At the Players, Smith earned $3.6 million for his efforts. If you asked him where, precisely, the money came from, it would be unlikely that he would know. Corporate America, would be a short, accurate answer. The main thing he surely knows about the money is that it will come to him by direct deposit. No check is going to bounce here.
And no check is going to bounce in this new LIV series, either. The players who play in it are not likely to care about the Saudi history of humanitarian abuse or oil-price profiteering. To date, Rory McIlroy is the only player to have publicly questioned the funding source.
There are times when golf is willing to step into politics, albeit with great reluctance. The Trump Bedminster course — which has held a USGA junior event and a U.S. Women’s Open — was long scheduled to be the venue for the PGA Championship in May. But five days after the Jan. 6 Capitol Hill riots, with the death and destruction it wrought, the PGA of America moved the event from Trump Bedminster to Southern Hills in Tulsa, Okla. The Trump name was too hot for even the staid PGA of America.

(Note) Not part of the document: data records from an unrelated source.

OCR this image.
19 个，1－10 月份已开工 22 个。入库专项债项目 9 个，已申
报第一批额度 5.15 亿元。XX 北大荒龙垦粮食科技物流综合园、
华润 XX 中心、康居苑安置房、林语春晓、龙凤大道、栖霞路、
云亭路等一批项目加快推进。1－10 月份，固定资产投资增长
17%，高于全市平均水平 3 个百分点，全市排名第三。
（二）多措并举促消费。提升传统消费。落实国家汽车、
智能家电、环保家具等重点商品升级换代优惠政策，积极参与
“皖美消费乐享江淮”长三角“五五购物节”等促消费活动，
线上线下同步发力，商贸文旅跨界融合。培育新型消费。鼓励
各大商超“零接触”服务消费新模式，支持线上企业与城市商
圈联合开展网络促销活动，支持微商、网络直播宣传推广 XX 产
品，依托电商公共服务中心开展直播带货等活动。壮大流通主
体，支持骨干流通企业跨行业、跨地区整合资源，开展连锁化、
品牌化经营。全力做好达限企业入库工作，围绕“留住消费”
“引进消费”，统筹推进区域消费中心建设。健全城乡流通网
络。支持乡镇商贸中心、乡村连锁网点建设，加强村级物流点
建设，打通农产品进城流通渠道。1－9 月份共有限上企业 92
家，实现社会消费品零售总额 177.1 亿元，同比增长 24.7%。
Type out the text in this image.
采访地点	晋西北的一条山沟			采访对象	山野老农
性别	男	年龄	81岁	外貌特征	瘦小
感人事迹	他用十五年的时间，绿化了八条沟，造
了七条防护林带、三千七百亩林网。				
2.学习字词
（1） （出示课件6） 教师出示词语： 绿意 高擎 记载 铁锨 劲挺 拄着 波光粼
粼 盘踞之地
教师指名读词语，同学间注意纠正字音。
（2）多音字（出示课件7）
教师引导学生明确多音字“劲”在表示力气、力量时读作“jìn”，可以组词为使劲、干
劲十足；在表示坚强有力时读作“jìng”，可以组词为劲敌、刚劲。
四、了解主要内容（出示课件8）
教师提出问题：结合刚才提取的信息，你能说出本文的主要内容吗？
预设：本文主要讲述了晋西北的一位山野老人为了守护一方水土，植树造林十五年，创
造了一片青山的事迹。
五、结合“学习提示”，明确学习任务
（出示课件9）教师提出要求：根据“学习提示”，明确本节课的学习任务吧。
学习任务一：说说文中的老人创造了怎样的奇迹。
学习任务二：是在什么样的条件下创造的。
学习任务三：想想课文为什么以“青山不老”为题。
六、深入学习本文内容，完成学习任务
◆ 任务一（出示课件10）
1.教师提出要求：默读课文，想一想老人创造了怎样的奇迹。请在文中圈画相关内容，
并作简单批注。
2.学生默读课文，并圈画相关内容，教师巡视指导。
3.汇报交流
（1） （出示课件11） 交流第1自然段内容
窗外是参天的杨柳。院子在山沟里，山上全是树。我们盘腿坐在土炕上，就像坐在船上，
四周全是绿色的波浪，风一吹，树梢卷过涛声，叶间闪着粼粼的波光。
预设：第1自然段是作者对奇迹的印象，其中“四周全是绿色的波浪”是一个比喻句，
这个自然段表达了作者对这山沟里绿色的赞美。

But numerous American players played in the Saudi International in February, including players pledging their loyalty to the PGA Tour. Harold Varner won that Saudi event, by a shot over Bubba Watson. It was Phil Mickelson’s most recent start.
Mickelson, at age 50, won last year’s PGA Championship, amazingly so. Now, it’s not even clear if he will defend his title. For months, Norman and Mickelson were both closely associated with the development of this new golf tour. Norman has said in recent interviews that he and Mickelson have not talked in weeks. Norman, while singing Mickelson’s praises as an ambassador of the game, has also said that he wants to give Mickelson the space Mickelson says he needs as he takes stock of his life. Fair enough.
But there is more than that going on. Mickelson, in comments published by the writer Alan Shipnuck, called the Saudi political elite “scary mother—-ers.” Mickelson cited the history of lethal human-rights abuses at Saudi hands. Did those two words from Mickelson make Norman’s life more difficult? Absolutely.
Norman has a deputy at LIV Golf named Sean Bratches, an effective TV veteran with years at ESPN. One of Bratches’ messages is that golf-on-TV is a passive activity. “You lean back,” he says. He’s looking to make golf-on-TV a “lean in” experience.
So, three days of golf, not four. Just 48 players at maximum. Shotgun starts so all the players are on the course simultaneously. No cut. A team component. Betting opportunities. A massive rethinking of golf as it is now. And this is what it is now: week after week after week of 72-hole, four-day stroke-play events, all over the world. It’s numbing. You can see the appeal in what Bratches describes.
Say whatever you wish about Norman. Golf fans have for 35 years. There is (to me) a charisma about him. He has a distinct energy and drive. In his every interaction, he makes things personal. We’ve talked often over the years. It’s seldom a casual experience. Norman doesn’t do casual. You likely know his nickname: Shark.
It’s not a common thing, for a source to ask a reporter for an opinion, but Norman’s stock-in-trade is the opposite of business-as-usual. Norman asked me, some time ago, what I thought of the league he was then trying to launch. As he answers my queries, I felt I should answer his. I said (putting various responses in one place here) that I thought he had a compelling idea, and that that if Warren Buffet were the funding source, the whole thing would seem different. But with the Saudi funding, many people (I among them) would be uncomfortable with it.
“Fair enough,” Norman said.
He was unfazed by my response. Why would he be otherwise? He’s had his eye on his prize all the while.